Wednesday, December 9, 2009
Steamboat Springs I am sorry that the Steamboat Pilot & Today takes such an antiquated, anthropocentric and static view of nature (“Our View,” Dec. 6).
We need to adapt to our natural environment, not tame it. Conquering the wilderness is so 18th century. The environment, of which we are an integral component, is dynamic. Natural processes often operate in time frames that we rarely heed, and that dwarf the human lifespan. They don’t necessarily unfold in a neat linear fashion. There can be periods of apparent stability followed by unanticipated upheaval.
Is the forest unhealthy because of the beetle “epidemic,” or did the beetles proliferate because the forest was unhealthy because of unsustainable human intervention?

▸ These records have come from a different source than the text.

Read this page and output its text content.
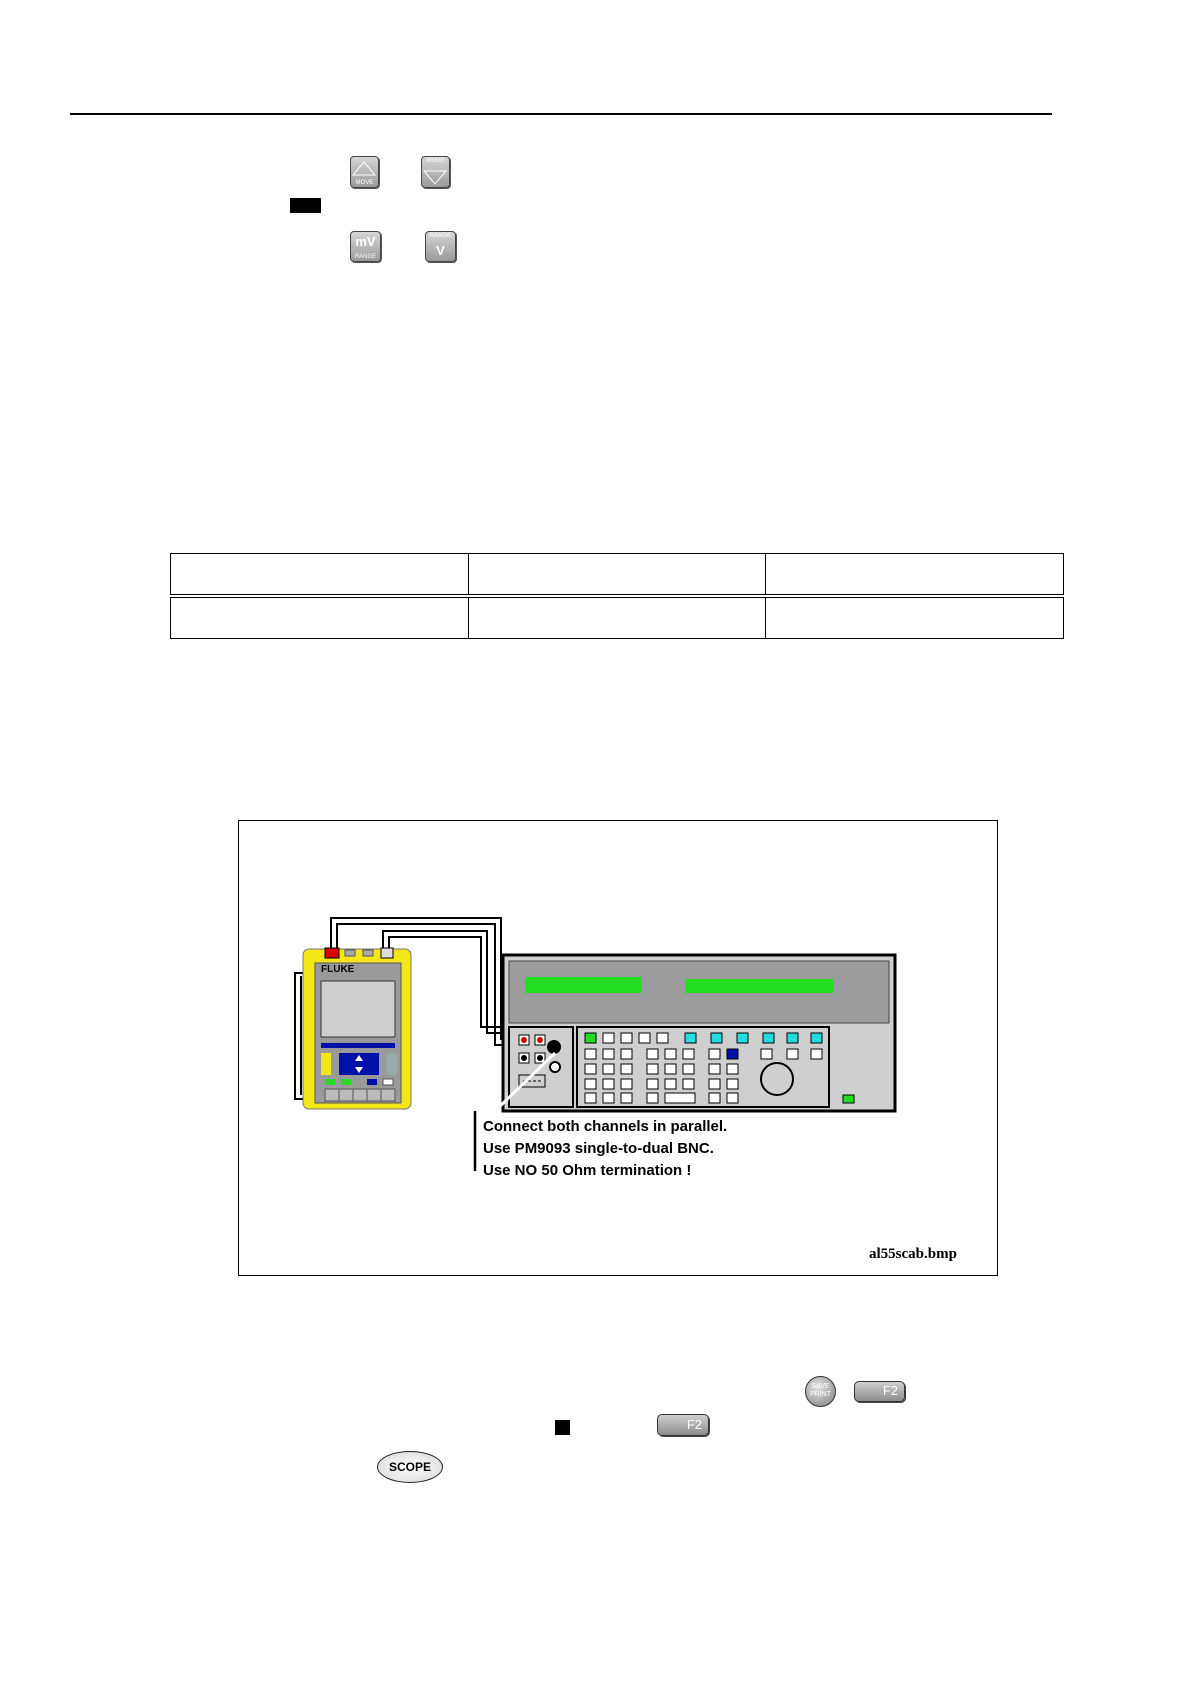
MOVE
MOVE
mV
RANGE
RANGE
V

FLUKE
Connect both channels in parallel.
Use PM9093 single-to-dual BNC.
Use NO 50 Ohm termination !
al55scab.bmp
SAVE PRINT	F2
F2
SCOPE
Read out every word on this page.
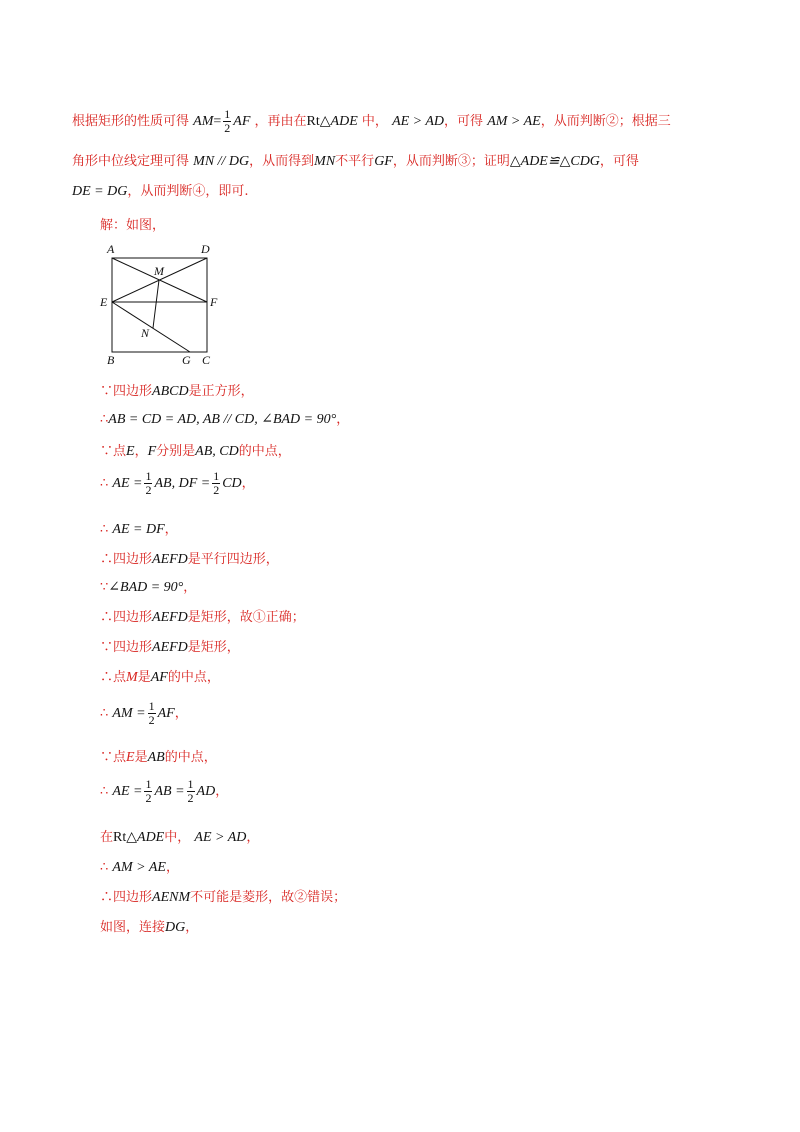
根据矩形的性质可得 $AM= \frac{1}{2}$ AF ，再由在Rt△ADE 中， AE > AD，可得 AM > AE，从而判断②；根据三
角形中位线定理可得 MN // DG，从而得到MN不平行GF，从而判断③；证明△ADE≌△CDG，可得
DE = DG，从而判断④，即可.
解：如图，
A	D
M
E	F
N
B	G C
∵四边形ABCD是正方形，
∴AB = CD = AD, AB // CD, ∠BAD = 90°，
∵点E，F分别是AB, CD的中点，
∴ AE = $\frac{1}{2}$ AB, DF = $\frac{1}{2}$ CD，
∴ AE = DF，
∴四边形AEFD是平行四边形，
∵∠BAD = 90°，
∴四边形AEFD是矩形，故①正确；
∵四边形AEFD是矩形，
∴点M是AF的中点，
∴ AM = $\frac{1}{2}$ AF，
∵点E是AB的中点，
∴ AE = $\frac{1}{2}$ AB = $\frac{1}{2}$ AD，
在Rt△ADE中， AE > AD，
∴ AM > AE，
∴四边形AENM不可能是菱形，故②错误；
如图，连接DG，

Reality checks such as the proliferation of bark beetles, or the economic recession, cannot come too soon.
We are far better off operating in the environment that is the real world, rather than an alternate paradigm, of our choosing, that serves some people in the short term. Our politics are falling further behind our science.
We need to increase our awareness of the ecosystem that sustains us. That awareness should be our rudder as we navigate land-use decisions. Otherwise we are just rearranging deck chairs on the Titanic.
Our populace ostensibly loves the environment. Yet, our land-use decisions belie that. People are aware of what it takes to sustain the plants in their gardens, the crops in their fields, the local deer and elk herds, and their dog. Yet who is willing to confront the limits on the number of people you can jam into the ecological niche we inhabit before biological and social systems reach thresholds and break down?
The proponents of the Steamboat 700 annexation have done a great job of getting us to focus narrowly on the next 20 years. This is the blink of an eye in the timeline of human history. They paint an innocuous, even benevolent, picture with a few empirical studies. These are full of assumptions and projections that are not as reliable as some would have us believe.
Step back and look at what really matters in the long run.